Lula’s presidency coincided with poverty rates falling by more than 50 percent in Latin America’s most populous country, according to FGV, a Brazilian higher education institution specialising in economics and business.
“The question [now] is to what extent he can transfer votes to Haddad,” Stuenkel said.
“This week is really decisive, and it will emerge whether Lula waited just a bit too long [to renounce the candidacy] and whether he should have taken that step earlier in order to allow Haddad to create his own recognition,” he added.
Support for Haddad among voters is currently hovering at about nine percent, according to data published on Monday by polling agency DataFolha.
Prosecutors charged Haddad with corruption last week over donations made to the PT by representatives of a construction conglomerate to allegedly cover debts accrued while he was campaigning for mayor in Sao Paulo in 2012, an election he won.
His candidacy is unlikely to be blocked, as there appears to be insufficient time for a trial to take place before the elections, but the accusation could prompt a backlash from voters weary of multiple corruption scandals in recent years.
Since 2014, more than 150 business leaders, multinational corporations and politicians – including Lula – have been arrested or prosecuted as part a major corruption investigation known as Lava Jato, or Car Wash.
Haddad, 55, is expected to face a struggle to close the gap in support between himself and Jair Bolsonaro, a far-right frontrunner candidate who is projected to win between 24 and 30 percent of the vote, according to recent polls.
Bolsonaro’s popularity appeared to grow in recent days after he was stabbed while campaigning in the city of Juiz de Fora, in southeastern Minais Gerais state, on Thursday.
“The PT’s narrative is that Lula is the victim, but the problem is that since last Thursday, there’s another victim,” Stuenkel said.
“The hottest story in town is no longer Lula not being allowed to participate but it’s an assassination attempt against the leading candidate [Bolsonaro],” he added.
Brazil’s electoral system requires a candidate to win a majority vote – 50 percent plus one – to secure an outright victory. If no such result is returned in the first round, a second ballot featuring only the top two first-round performers will be held two weeks later, on October 28.
It remains unclear whether Bolsonaro, 63, will be able to resume campaigning ahead of the first round, having undergone surgery following the attack. The Rio de Janeiro congressman’s sons, Flavio and Eduardo, are campaigning on his behalf while he recuperates.

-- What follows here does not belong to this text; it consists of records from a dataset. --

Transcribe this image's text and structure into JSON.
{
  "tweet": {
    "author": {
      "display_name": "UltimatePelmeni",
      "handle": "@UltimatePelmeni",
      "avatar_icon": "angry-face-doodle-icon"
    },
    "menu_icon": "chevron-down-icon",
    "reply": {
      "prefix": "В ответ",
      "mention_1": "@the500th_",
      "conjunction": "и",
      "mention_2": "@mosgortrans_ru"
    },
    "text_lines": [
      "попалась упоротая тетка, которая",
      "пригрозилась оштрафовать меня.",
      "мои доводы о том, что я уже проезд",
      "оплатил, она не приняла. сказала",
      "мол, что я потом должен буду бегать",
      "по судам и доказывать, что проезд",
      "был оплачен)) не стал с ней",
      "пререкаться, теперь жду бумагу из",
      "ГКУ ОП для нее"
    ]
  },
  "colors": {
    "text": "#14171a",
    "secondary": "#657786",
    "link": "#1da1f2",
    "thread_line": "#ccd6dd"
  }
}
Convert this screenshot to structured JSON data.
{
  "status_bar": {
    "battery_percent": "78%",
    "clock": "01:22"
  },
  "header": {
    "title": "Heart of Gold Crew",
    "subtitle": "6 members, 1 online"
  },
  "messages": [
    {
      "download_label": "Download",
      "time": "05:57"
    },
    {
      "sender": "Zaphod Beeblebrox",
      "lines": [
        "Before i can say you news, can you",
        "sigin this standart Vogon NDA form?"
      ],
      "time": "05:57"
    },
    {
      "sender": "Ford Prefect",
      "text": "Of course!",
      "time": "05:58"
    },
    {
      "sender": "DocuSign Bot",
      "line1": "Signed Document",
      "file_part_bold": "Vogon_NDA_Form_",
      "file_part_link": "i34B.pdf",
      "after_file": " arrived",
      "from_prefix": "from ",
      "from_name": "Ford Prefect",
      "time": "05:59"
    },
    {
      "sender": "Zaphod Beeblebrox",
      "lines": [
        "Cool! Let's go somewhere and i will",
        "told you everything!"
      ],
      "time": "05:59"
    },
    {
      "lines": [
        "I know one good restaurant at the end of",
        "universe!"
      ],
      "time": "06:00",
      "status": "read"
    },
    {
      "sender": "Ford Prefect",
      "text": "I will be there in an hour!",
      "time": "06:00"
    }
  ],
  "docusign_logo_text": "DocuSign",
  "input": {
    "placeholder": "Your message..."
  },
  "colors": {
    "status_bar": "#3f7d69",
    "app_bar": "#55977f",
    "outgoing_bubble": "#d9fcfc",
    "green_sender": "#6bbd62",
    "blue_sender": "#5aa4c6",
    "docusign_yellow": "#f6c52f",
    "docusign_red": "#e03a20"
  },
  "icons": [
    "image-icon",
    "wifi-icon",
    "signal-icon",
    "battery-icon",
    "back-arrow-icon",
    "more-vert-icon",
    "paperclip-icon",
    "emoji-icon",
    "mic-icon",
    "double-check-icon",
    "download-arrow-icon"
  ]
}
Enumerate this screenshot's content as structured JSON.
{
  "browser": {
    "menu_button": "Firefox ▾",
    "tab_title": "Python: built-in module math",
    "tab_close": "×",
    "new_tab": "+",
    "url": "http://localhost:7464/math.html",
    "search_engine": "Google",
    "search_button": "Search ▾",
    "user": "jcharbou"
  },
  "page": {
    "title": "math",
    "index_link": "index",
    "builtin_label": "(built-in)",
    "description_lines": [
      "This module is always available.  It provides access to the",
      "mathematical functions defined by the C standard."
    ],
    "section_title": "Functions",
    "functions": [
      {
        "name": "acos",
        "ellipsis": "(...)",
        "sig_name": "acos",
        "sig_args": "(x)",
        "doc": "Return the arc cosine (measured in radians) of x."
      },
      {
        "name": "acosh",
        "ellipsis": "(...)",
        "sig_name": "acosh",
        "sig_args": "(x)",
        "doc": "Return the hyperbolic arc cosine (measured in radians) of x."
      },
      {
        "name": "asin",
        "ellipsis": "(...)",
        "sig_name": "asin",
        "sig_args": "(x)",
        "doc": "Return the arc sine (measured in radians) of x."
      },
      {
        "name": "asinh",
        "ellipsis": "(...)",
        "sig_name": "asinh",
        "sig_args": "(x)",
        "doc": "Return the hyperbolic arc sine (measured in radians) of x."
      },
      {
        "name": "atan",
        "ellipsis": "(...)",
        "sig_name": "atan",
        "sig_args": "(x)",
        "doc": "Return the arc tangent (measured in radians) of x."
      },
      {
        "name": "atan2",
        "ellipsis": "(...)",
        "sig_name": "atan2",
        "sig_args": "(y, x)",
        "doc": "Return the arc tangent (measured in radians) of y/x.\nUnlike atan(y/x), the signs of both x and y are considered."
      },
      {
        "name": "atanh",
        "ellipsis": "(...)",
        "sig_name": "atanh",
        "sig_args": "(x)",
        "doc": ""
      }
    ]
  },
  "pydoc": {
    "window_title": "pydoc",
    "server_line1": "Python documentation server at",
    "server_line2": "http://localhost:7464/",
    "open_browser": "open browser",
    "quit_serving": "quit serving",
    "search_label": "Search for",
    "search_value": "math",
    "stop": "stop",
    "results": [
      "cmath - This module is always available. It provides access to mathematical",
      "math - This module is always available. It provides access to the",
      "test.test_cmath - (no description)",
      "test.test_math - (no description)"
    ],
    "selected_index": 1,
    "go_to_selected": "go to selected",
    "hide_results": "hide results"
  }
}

Bolsonaro, a member of the Social Liberal Party and a former army captain, has pledged to crack down on corruption and spiralling violent crime rates in Brazil, which is home to more than 210 million people.
He has also attracted widespread criticism for making numerous controversial statements over the years regarding race, gender and sexual orientation, with analysts predicting he will prove too divisive among voters to win the majority support required to take office.
According to Panizza, there is a “very good” chance Bolsonaro will attract enough support to top the first round, however, and force a second vote.
“The big question is, who will be competing against him [Bolsonaro] in the second round,” Panizza said.
“In short, whoever wins the race for second place in the first round is very likely to be the next president of Brazil,” he added.
The country’s last four presidential elections, from 2002 onwards, have all gone to a runoff vote.
More than 20 percent of the electorate are either undecided about who to support or plan not to take part in the vote, according to DataFolha’s poll, despite participation being compulsory under national law.
A 2017 study by Latinobarometro, a Chile-based polling group, found that only 13 percent of Brazilians are satisfied with democracy.